Q: You recently settled with the John McCain campaign after suing them for using your song "Running on Empty" without your permission. Were you upset when you first heard about it?
A: Yeah. I was surprised. You'd think that they would know that they would have to get permission. It was really surprising to me that they would make that kind of mistake—but I think the Republican Party is very much a culture of impunity. All anyone really needed to say was "That was a mistake," but they were a bit surly about it, like, "He should be glad we're giving him this kind of coverage"—completely ignorant of the life that song has, and the people who have taken it to heart.
Q: What do you mean when you say the GOP is a "culture of impunity"?

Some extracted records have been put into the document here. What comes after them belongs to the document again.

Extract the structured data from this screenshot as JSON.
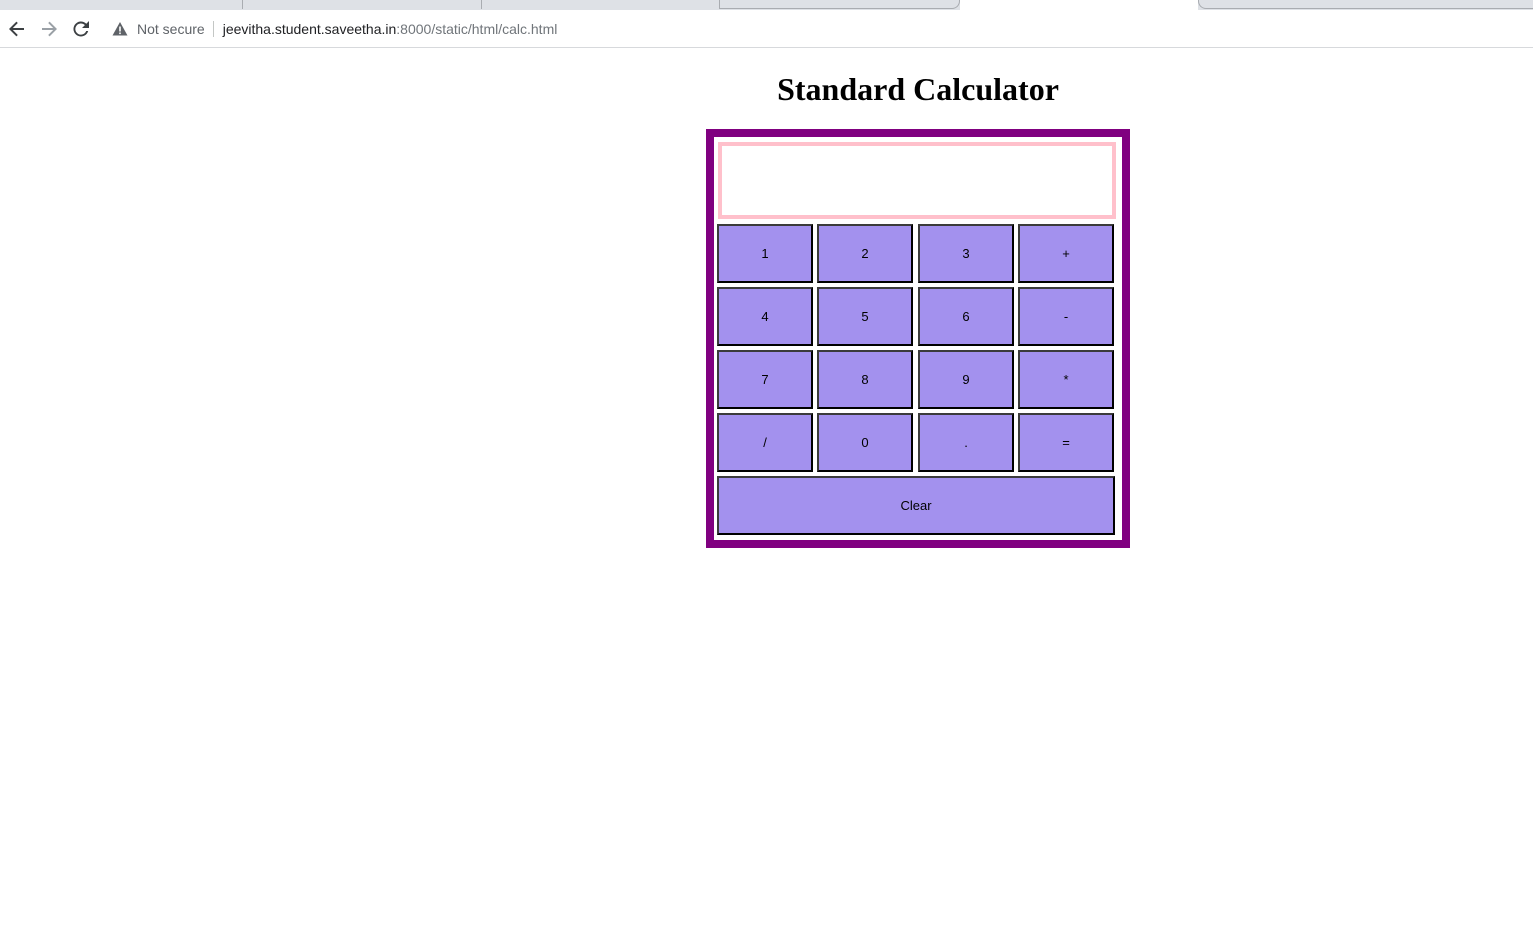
{
  "browser": {
    "security_label": "Not secure",
    "url_host": "jeevitha.student.saveetha.in",
    "url_rest": ":8000/static/html/calc.html"
  },
  "page": {
    "title": "Standard Calculator"
  },
  "calculator": {
    "display_value": "",
    "keys": [
      {
        "label": "1",
        "id": "key-1"
      },
      {
        "label": "2",
        "id": "key-2"
      },
      {
        "label": "3",
        "id": "key-3"
      },
      {
        "label": "+",
        "id": "key-plus"
      },
      {
        "label": "4",
        "id": "key-4"
      },
      {
        "label": "5",
        "id": "key-5"
      },
      {
        "label": "6",
        "id": "key-6"
      },
      {
        "label": "-",
        "id": "key-minus"
      },
      {
        "label": "7",
        "id": "key-7"
      },
      {
        "label": "8",
        "id": "key-8"
      },
      {
        "label": "9",
        "id": "key-9"
      },
      {
        "label": "*",
        "id": "key-multiply"
      },
      {
        "label": "/",
        "id": "key-divide"
      },
      {
        "label": "0",
        "id": "key-0"
      },
      {
        "label": ".",
        "id": "key-decimal"
      },
      {
        "label": "=",
        "id": "key-equals"
      }
    ],
    "clear_label": "Clear"
  },
  "colors": {
    "frame": "#800080",
    "display_border": "#ffc0cb",
    "key_fill": "#a391ee"
  }
}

A: They almost measure their success in terms of what they're able to get away with and make people swallow. It's really the enactment of the principle of might makes right—we're going to do this, and you're going to accept it because you'll have no choice. What happened in the end was what should happen, which was McCain said, "I didn't mean to."
Q: You supported John Edwards during the last presidential primaries. Do you regret that now?
A: Supporting him? No. Because I was supporting his ideas, and his ideas were good. The fact that he was flawed as a candidate—I don't think it reflects badly on the people who supported him. I certainly would've voted for whoever came out of the primary process victorious. I would've voted for Hillary Clinton. I did vote for Barack Obama.
Q: But you give money to a candidate like Edwards, and campaign for him, and then it turns out you weren't aware of everything that was going on in his life.
A: That's true. See, that's the thing. I saw him as being very good on his feet and very willing to engage the audience. I thought the fact that he was a successful litigator would stand him in good stead when it came to fighting corporations, and I still believe that. He had the background and the tenacity to take on the fight that we need to take on. He was willing to say what he believed in, whereas Obama chooses his battles—about nuclear power, for instance. Obama would say, "I'm for nuclear if we solve the waste problem." Well, there's no solving the waste problem! They haven't been able to solve it in 60 years. That is the problem! It causes cancer and it's around for 280,000 years.
Q: But if Edwards had won, wouldn't his presidency have unraveled at this point because of the scandal?
A: It most certainly would have. Knowing what sort of lies in wait for any candidate in terms of the scrutiny, sure, sure. His being elected would've been disastrous. But on the other hand, he influenced what everybody talked about. His ideas are alive.